PNL au calme, à la playa
PNL rêvant de Miami.

Ce groupe issu de la cité des Tarterêts, a sortie en mars un premier projet, QLF (mixtape ou street album, je sais pas trop) pour Que La Famille, véritable slogan que porte les deux rappeurs, Ademo et N.O.S. L’album est sorti en indépendant en février et j’avoue que je suis passé à totalement à côté à l’époque avec les nombreuses nouveautés musicales. C’est surtout à travers leurs clips que j’ai plutôt découvert leur musique. Et particulièrement, Le Monde Ou Rien:

La première fois que j’ai entendu et vu cette vidéo: OVNI !
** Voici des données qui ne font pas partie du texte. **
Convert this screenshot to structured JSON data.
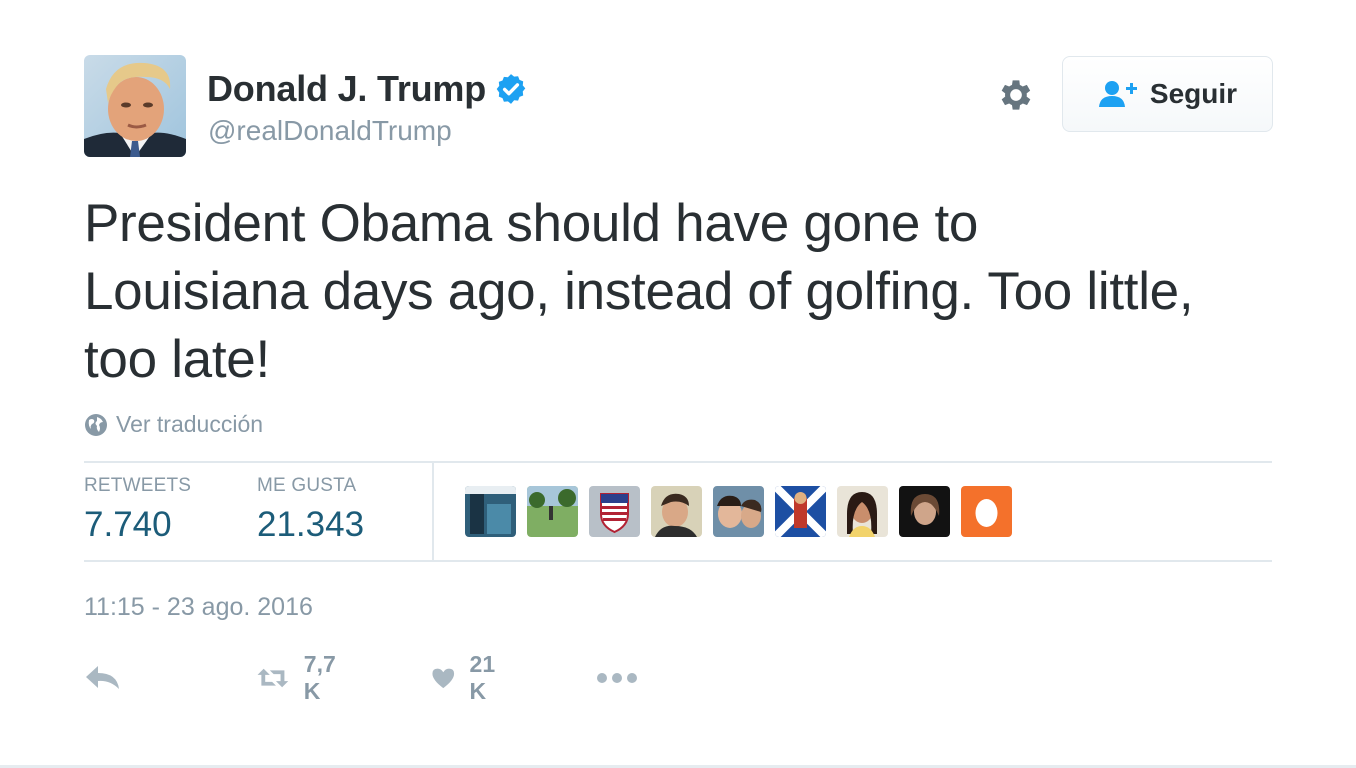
{
  "user": {
    "display_name": "Donald J. Trump",
    "handle": "@realDonaldTrump",
    "verified": true
  },
  "header": {
    "settings_icon": "gear-icon",
    "follow_label": "Seguir",
    "follow_icon": "add-user-icon"
  },
  "tweet": {
    "text": "President Obama should have gone to Louisiana days ago, instead of golfing. Too little, too late!"
  },
  "translate": {
    "icon": "globe-icon",
    "label": "Ver traducción"
  },
  "stats": {
    "retweets_label": "RETWEETS",
    "retweets_value": "7.740",
    "likes_label": "ME GUSTA",
    "likes_value": "21.343"
  },
  "likers": [
    {
      "name": "liker-avatar"
    },
    {
      "name": "liker-avatar"
    },
    {
      "name": "liker-avatar"
    },
    {
      "name": "liker-avatar"
    },
    {
      "name": "liker-avatar"
    },
    {
      "name": "liker-avatar"
    },
    {
      "name": "liker-avatar"
    },
    {
      "name": "liker-avatar"
    },
    {
      "name": "liker-avatar"
    }
  ],
  "timestamp": "11:15 - 23 ago. 2016",
  "actions": {
    "reply_icon": "reply-icon",
    "retweet_icon": "retweet-icon",
    "retweet_count": "7,7 K",
    "like_icon": "heart-icon",
    "like_count": "21 K",
    "more_icon": "more-icon"
  },
  "colors": {
    "text": "#292f33",
    "muted": "#8899a6",
    "link_blue": "#1da1f2",
    "stat_value": "#1c5c79",
    "border": "#e1e8ed"
  }
}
Tout simplement, je n’avais jamais entendu ça dans le rap français. En étudiant plus le truc, je découvre un clip soigné et tourné dans la cité napolitaine, la Scampia. Une musique aérienne semblable au cloud rap, des paroles qui évoquent un quotidien coincé entre grisaille, deal, l’évocation d’un futur meilleur et quelques phases cailleras. J’ai été complètement happé par leur ambiance musical, que j’avais l’impression d’être pris dans un sort d’un sorcier béninois !

La spécificité d’Ademo et N.O.S, c’est leur utilisation de l’auto-tune. Ce logiciel de correction vocale qui depuis une dizaine d’année, est très utilisé dans le R’N’B et le Rap (à la base, il est apparu dans le Raï mais c’est une autre histoire). Cependant le rap français a toujours eu du mal à exploiter ce logiciel  qui le voit comme un artifice (Booba et sa voix de robot est une illustration parfaite). Alors que le groupe innove le rap en utilisant l’auto-tune comme un véritable instrument vocale.
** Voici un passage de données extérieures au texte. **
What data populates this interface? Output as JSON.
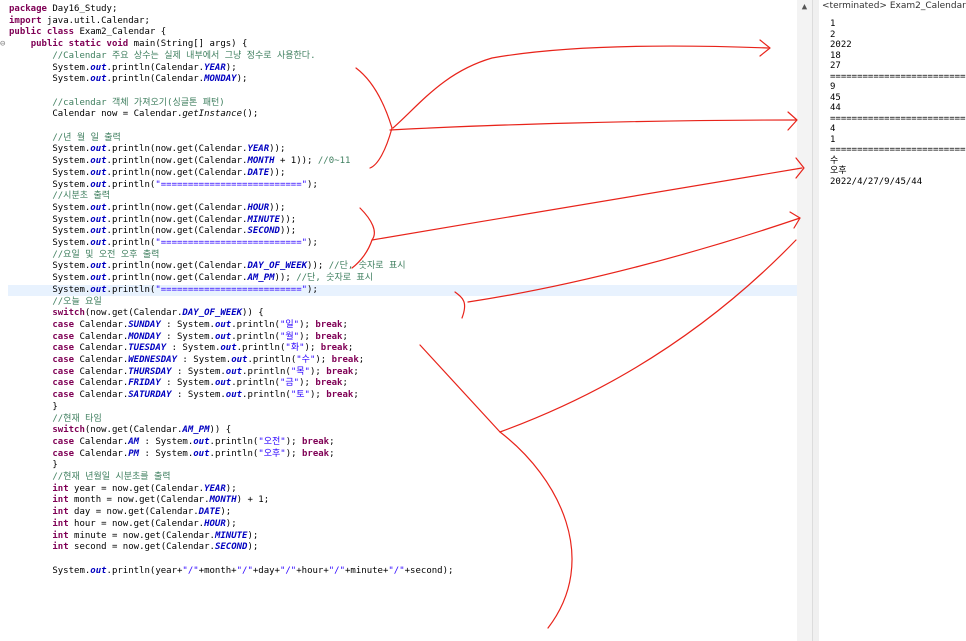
{
  "editor": {
    "lines": [
      [
        {
          "t": "package",
          "c": "kw"
        },
        {
          "t": " Day16_Study;",
          "c": ""
        }
      ],
      [
        {
          "t": "import",
          "c": "kw"
        },
        {
          "t": " java.util.Calendar;",
          "c": ""
        }
      ],
      [
        {
          "t": "public class",
          "c": "kw"
        },
        {
          "t": " Exam2_Calendar {",
          "c": ""
        }
      ],
      [
        {
          "t": "    ",
          "c": ""
        },
        {
          "t": "public static void",
          "c": "kw"
        },
        {
          "t": " main(String[] args) {",
          "c": ""
        }
      ],
      [
        {
          "t": "        //Calendar 주요 상수는 실제 내부에서 그냥 정수로 사용한다.",
          "c": "cm"
        }
      ],
      [
        {
          "t": "        System.",
          "c": ""
        },
        {
          "t": "out",
          "c": "fs"
        },
        {
          "t": ".println(Calendar.",
          "c": ""
        },
        {
          "t": "YEAR",
          "c": "fs"
        },
        {
          "t": ");",
          "c": ""
        }
      ],
      [
        {
          "t": "        System.",
          "c": ""
        },
        {
          "t": "out",
          "c": "fs"
        },
        {
          "t": ".println(Calendar.",
          "c": ""
        },
        {
          "t": "MONDAY",
          "c": "fs"
        },
        {
          "t": ");",
          "c": ""
        }
      ],
      [],
      [
        {
          "t": "        //calendar 객체 가져오기(싱글톤 패턴)",
          "c": "cm"
        }
      ],
      [
        {
          "t": "        Calendar now = Calendar.",
          "c": ""
        },
        {
          "t": "getInstance",
          "c": "sm"
        },
        {
          "t": "();",
          "c": ""
        }
      ],
      [],
      [
        {
          "t": "        //년 월 일 출력",
          "c": "cm"
        }
      ],
      [
        {
          "t": "        System.",
          "c": ""
        },
        {
          "t": "out",
          "c": "fs"
        },
        {
          "t": ".println(now.get(Calendar.",
          "c": ""
        },
        {
          "t": "YEAR",
          "c": "fs"
        },
        {
          "t": "));",
          "c": ""
        }
      ],
      [
        {
          "t": "        System.",
          "c": ""
        },
        {
          "t": "out",
          "c": "fs"
        },
        {
          "t": ".println(now.get(Calendar.",
          "c": ""
        },
        {
          "t": "MONTH",
          "c": "fs"
        },
        {
          "t": " + 1)); ",
          "c": ""
        },
        {
          "t": "//0~11",
          "c": "cm"
        }
      ],
      [
        {
          "t": "        System.",
          "c": ""
        },
        {
          "t": "out",
          "c": "fs"
        },
        {
          "t": ".println(now.get(Calendar.",
          "c": ""
        },
        {
          "t": "DATE",
          "c": "fs"
        },
        {
          "t": "));",
          "c": ""
        }
      ],
      [
        {
          "t": "        System.",
          "c": ""
        },
        {
          "t": "out",
          "c": "fs"
        },
        {
          "t": ".println(",
          "c": ""
        },
        {
          "t": "\"==========================\"",
          "c": "st"
        },
        {
          "t": ");",
          "c": ""
        }
      ],
      [
        {
          "t": "        //시분초 출력",
          "c": "cm"
        }
      ],
      [
        {
          "t": "        System.",
          "c": ""
        },
        {
          "t": "out",
          "c": "fs"
        },
        {
          "t": ".println(now.get(Calendar.",
          "c": ""
        },
        {
          "t": "HOUR",
          "c": "fs"
        },
        {
          "t": "));",
          "c": ""
        }
      ],
      [
        {
          "t": "        System.",
          "c": ""
        },
        {
          "t": "out",
          "c": "fs"
        },
        {
          "t": ".println(now.get(Calendar.",
          "c": ""
        },
        {
          "t": "MINUTE",
          "c": "fs"
        },
        {
          "t": "));",
          "c": ""
        }
      ],
      [
        {
          "t": "        System.",
          "c": ""
        },
        {
          "t": "out",
          "c": "fs"
        },
        {
          "t": ".println(now.get(Calendar.",
          "c": ""
        },
        {
          "t": "SECOND",
          "c": "fs"
        },
        {
          "t": "));",
          "c": ""
        }
      ],
      [
        {
          "t": "        System.",
          "c": ""
        },
        {
          "t": "out",
          "c": "fs"
        },
        {
          "t": ".println(",
          "c": ""
        },
        {
          "t": "\"==========================\"",
          "c": "st"
        },
        {
          "t": ");",
          "c": ""
        }
      ],
      [
        {
          "t": "        //요일 및 오전 오후 출력",
          "c": "cm"
        }
      ],
      [
        {
          "t": "        System.",
          "c": ""
        },
        {
          "t": "out",
          "c": "fs"
        },
        {
          "t": ".println(now.get(Calendar.",
          "c": ""
        },
        {
          "t": "DAY_OF_WEEK",
          "c": "fs"
        },
        {
          "t": ")); ",
          "c": ""
        },
        {
          "t": "//단, 숫자로 표시",
          "c": "cm"
        }
      ],
      [
        {
          "t": "        System.",
          "c": ""
        },
        {
          "t": "out",
          "c": "fs"
        },
        {
          "t": ".println(now.get(Calendar.",
          "c": ""
        },
        {
          "t": "AM_PM",
          "c": "fs"
        },
        {
          "t": ")); ",
          "c": ""
        },
        {
          "t": "//단, 숫자로 표시",
          "c": "cm"
        }
      ],
      [
        {
          "t": "        System.",
          "c": ""
        },
        {
          "t": "out",
          "c": "fs"
        },
        {
          "t": ".println(",
          "c": ""
        },
        {
          "t": "\"==========================\"",
          "c": "st"
        },
        {
          "t": ");",
          "c": ""
        }
      ],
      [
        {
          "t": "        //오늘 요일",
          "c": "cm"
        }
      ],
      [
        {
          "t": "        ",
          "c": ""
        },
        {
          "t": "switch",
          "c": "kw"
        },
        {
          "t": "(now.get(Calendar.",
          "c": ""
        },
        {
          "t": "DAY_OF_WEEK",
          "c": "fs"
        },
        {
          "t": ")) {",
          "c": ""
        }
      ],
      [
        {
          "t": "        ",
          "c": ""
        },
        {
          "t": "case",
          "c": "kw"
        },
        {
          "t": " Calendar.",
          "c": ""
        },
        {
          "t": "SUNDAY",
          "c": "fs"
        },
        {
          "t": " : System.",
          "c": ""
        },
        {
          "t": "out",
          "c": "fs"
        },
        {
          "t": ".println(",
          "c": ""
        },
        {
          "t": "\"일\"",
          "c": "st"
        },
        {
          "t": "); ",
          "c": ""
        },
        {
          "t": "break",
          "c": "kw"
        },
        {
          "t": ";",
          "c": ""
        }
      ],
      [
        {
          "t": "        ",
          "c": ""
        },
        {
          "t": "case",
          "c": "kw"
        },
        {
          "t": " Calendar.",
          "c": ""
        },
        {
          "t": "MONDAY",
          "c": "fs"
        },
        {
          "t": " : System.",
          "c": ""
        },
        {
          "t": "out",
          "c": "fs"
        },
        {
          "t": ".println(",
          "c": ""
        },
        {
          "t": "\"월\"",
          "c": "st"
        },
        {
          "t": "); ",
          "c": ""
        },
        {
          "t": "break",
          "c": "kw"
        },
        {
          "t": ";",
          "c": ""
        }
      ],
      [
        {
          "t": "        ",
          "c": ""
        },
        {
          "t": "case",
          "c": "kw"
        },
        {
          "t": " Calendar.",
          "c": ""
        },
        {
          "t": "TUESDAY",
          "c": "fs"
        },
        {
          "t": " : System.",
          "c": ""
        },
        {
          "t": "out",
          "c": "fs"
        },
        {
          "t": ".println(",
          "c": ""
        },
        {
          "t": "\"화\"",
          "c": "st"
        },
        {
          "t": "); ",
          "c": ""
        },
        {
          "t": "break",
          "c": "kw"
        },
        {
          "t": ";",
          "c": ""
        }
      ],
      [
        {
          "t": "        ",
          "c": ""
        },
        {
          "t": "case",
          "c": "kw"
        },
        {
          "t": " Calendar.",
          "c": ""
        },
        {
          "t": "WEDNESDAY",
          "c": "fs"
        },
        {
          "t": " : System.",
          "c": ""
        },
        {
          "t": "out",
          "c": "fs"
        },
        {
          "t": ".println(",
          "c": ""
        },
        {
          "t": "\"수\"",
          "c": "st"
        },
        {
          "t": "); ",
          "c": ""
        },
        {
          "t": "break",
          "c": "kw"
        },
        {
          "t": ";",
          "c": ""
        }
      ],
      [
        {
          "t": "        ",
          "c": ""
        },
        {
          "t": "case",
          "c": "kw"
        },
        {
          "t": " Calendar.",
          "c": ""
        },
        {
          "t": "THURSDAY",
          "c": "fs"
        },
        {
          "t": " : System.",
          "c": ""
        },
        {
          "t": "out",
          "c": "fs"
        },
        {
          "t": ".println(",
          "c": ""
        },
        {
          "t": "\"목\"",
          "c": "st"
        },
        {
          "t": "); ",
          "c": ""
        },
        {
          "t": "break",
          "c": "kw"
        },
        {
          "t": ";",
          "c": ""
        }
      ],
      [
        {
          "t": "        ",
          "c": ""
        },
        {
          "t": "case",
          "c": "kw"
        },
        {
          "t": " Calendar.",
          "c": ""
        },
        {
          "t": "FRIDAY",
          "c": "fs"
        },
        {
          "t": " : System.",
          "c": ""
        },
        {
          "t": "out",
          "c": "fs"
        },
        {
          "t": ".println(",
          "c": ""
        },
        {
          "t": "\"금\"",
          "c": "st"
        },
        {
          "t": "); ",
          "c": ""
        },
        {
          "t": "break",
          "c": "kw"
        },
        {
          "t": ";",
          "c": ""
        }
      ],
      [
        {
          "t": "        ",
          "c": ""
        },
        {
          "t": "case",
          "c": "kw"
        },
        {
          "t": " Calendar.",
          "c": ""
        },
        {
          "t": "SATURDAY",
          "c": "fs"
        },
        {
          "t": " : System.",
          "c": ""
        },
        {
          "t": "out",
          "c": "fs"
        },
        {
          "t": ".println(",
          "c": ""
        },
        {
          "t": "\"토\"",
          "c": "st"
        },
        {
          "t": "); ",
          "c": ""
        },
        {
          "t": "break",
          "c": "kw"
        },
        {
          "t": ";",
          "c": ""
        }
      ],
      [
        {
          "t": "        }",
          "c": ""
        }
      ],
      [
        {
          "t": "        //현재 타임",
          "c": "cm"
        }
      ],
      [
        {
          "t": "        ",
          "c": ""
        },
        {
          "t": "switch",
          "c": "kw"
        },
        {
          "t": "(now.get(Calendar.",
          "c": ""
        },
        {
          "t": "AM_PM",
          "c": "fs"
        },
        {
          "t": ")) {",
          "c": ""
        }
      ],
      [
        {
          "t": "        ",
          "c": ""
        },
        {
          "t": "case",
          "c": "kw"
        },
        {
          "t": " Calendar.",
          "c": ""
        },
        {
          "t": "AM",
          "c": "fs"
        },
        {
          "t": " : System.",
          "c": ""
        },
        {
          "t": "out",
          "c": "fs"
        },
        {
          "t": ".println(",
          "c": ""
        },
        {
          "t": "\"오전\"",
          "c": "st"
        },
        {
          "t": "); ",
          "c": ""
        },
        {
          "t": "break",
          "c": "kw"
        },
        {
          "t": ";",
          "c": ""
        }
      ],
      [
        {
          "t": "        ",
          "c": ""
        },
        {
          "t": "case",
          "c": "kw"
        },
        {
          "t": " Calendar.",
          "c": ""
        },
        {
          "t": "PM",
          "c": "fs"
        },
        {
          "t": " : System.",
          "c": ""
        },
        {
          "t": "out",
          "c": "fs"
        },
        {
          "t": ".println(",
          "c": ""
        },
        {
          "t": "\"오후\"",
          "c": "st"
        },
        {
          "t": "); ",
          "c": ""
        },
        {
          "t": "break",
          "c": "kw"
        },
        {
          "t": ";",
          "c": ""
        }
      ],
      [
        {
          "t": "        }",
          "c": ""
        }
      ],
      [
        {
          "t": "        //현재 년월일 시분초를 출력",
          "c": "cm"
        }
      ],
      [
        {
          "t": "        ",
          "c": ""
        },
        {
          "t": "int",
          "c": "kw"
        },
        {
          "t": " year = now.get(Calendar.",
          "c": ""
        },
        {
          "t": "YEAR",
          "c": "fs"
        },
        {
          "t": ");",
          "c": ""
        }
      ],
      [
        {
          "t": "        ",
          "c": ""
        },
        {
          "t": "int",
          "c": "kw"
        },
        {
          "t": " month = now.get(Calendar.",
          "c": ""
        },
        {
          "t": "MONTH",
          "c": "fs"
        },
        {
          "t": ") + 1;",
          "c": ""
        }
      ],
      [
        {
          "t": "        ",
          "c": ""
        },
        {
          "t": "int",
          "c": "kw"
        },
        {
          "t": " day = now.get(Calendar.",
          "c": ""
        },
        {
          "t": "DATE",
          "c": "fs"
        },
        {
          "t": ");",
          "c": ""
        }
      ],
      [
        {
          "t": "        ",
          "c": ""
        },
        {
          "t": "int",
          "c": "kw"
        },
        {
          "t": " hour = now.get(Calendar.",
          "c": ""
        },
        {
          "t": "HOUR",
          "c": "fs"
        },
        {
          "t": ");",
          "c": ""
        }
      ],
      [
        {
          "t": "        ",
          "c": ""
        },
        {
          "t": "int",
          "c": "kw"
        },
        {
          "t": " minute = now.get(Calendar.",
          "c": ""
        },
        {
          "t": "MINUTE",
          "c": "fs"
        },
        {
          "t": ");",
          "c": ""
        }
      ],
      [
        {
          "t": "        ",
          "c": ""
        },
        {
          "t": "int",
          "c": "kw"
        },
        {
          "t": " second = now.get(Calendar.",
          "c": ""
        },
        {
          "t": "SECOND",
          "c": "fs"
        },
        {
          "t": ");",
          "c": ""
        }
      ],
      [],
      [
        {
          "t": "        System.",
          "c": ""
        },
        {
          "t": "out",
          "c": "fs"
        },
        {
          "t": ".println(year+",
          "c": ""
        },
        {
          "t": "\"/\"",
          "c": "st"
        },
        {
          "t": "+month+",
          "c": ""
        },
        {
          "t": "\"/\"",
          "c": "st"
        },
        {
          "t": "+day+",
          "c": ""
        },
        {
          "t": "\"/\"",
          "c": "st"
        },
        {
          "t": "+hour+",
          "c": ""
        },
        {
          "t": "\"/\"",
          "c": "st"
        },
        {
          "t": "+minute+",
          "c": ""
        },
        {
          "t": "\"/\"",
          "c": "st"
        },
        {
          "t": "+second);",
          "c": ""
        }
      ]
    ],
    "highlighted_line": 24,
    "fold_marker": "⊖",
    "scroll_up_glyph": "▲"
  },
  "console": {
    "header": "<terminated> Exam2_Calendar",
    "lines": [
      "1",
      "2",
      "2022",
      "18",
      "27",
      "==========================",
      "9",
      "45",
      "44",
      "==========================",
      "4",
      "1",
      "==========================",
      "수",
      "오후",
      "2022/4/27/9/45/44"
    ]
  },
  "colors": {
    "keyword": "#7f0055",
    "comment": "#3f7f5f",
    "string": "#2a00ff",
    "static_field": "#0000c0",
    "annotation_pen": "#e8231a",
    "highlight": "#e8f2fe"
  }
}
Ils se servent du refrain comme l’identité de leur morceau. Le rap français a souvent mis l’accent sur les couplets, des 16 mesures bien construit et voyait le refrain comme un moyen pour synthétiser le propos. Au contraire, chez ces frangins, il y a une recherche de la mélodie, souvent à travers un gimmick, une phrase aussi simple qu’efficace que les «Ouais, ouais, ouais» du Monde ou Rien ou les références populaires comme le personnage de Simba, comme le titre du même nom:

Avec tout cet engouement, leur deuxième album Monde Chico, sortie le 30 octobre avait l’allure d’un véritable événement. L’album s’est classé direct numéro 1 des ventes dès son entrée dans les backs.

Voilà pour placer le décor avant de vous illustrer la grande expérience que j’ai pu vivre.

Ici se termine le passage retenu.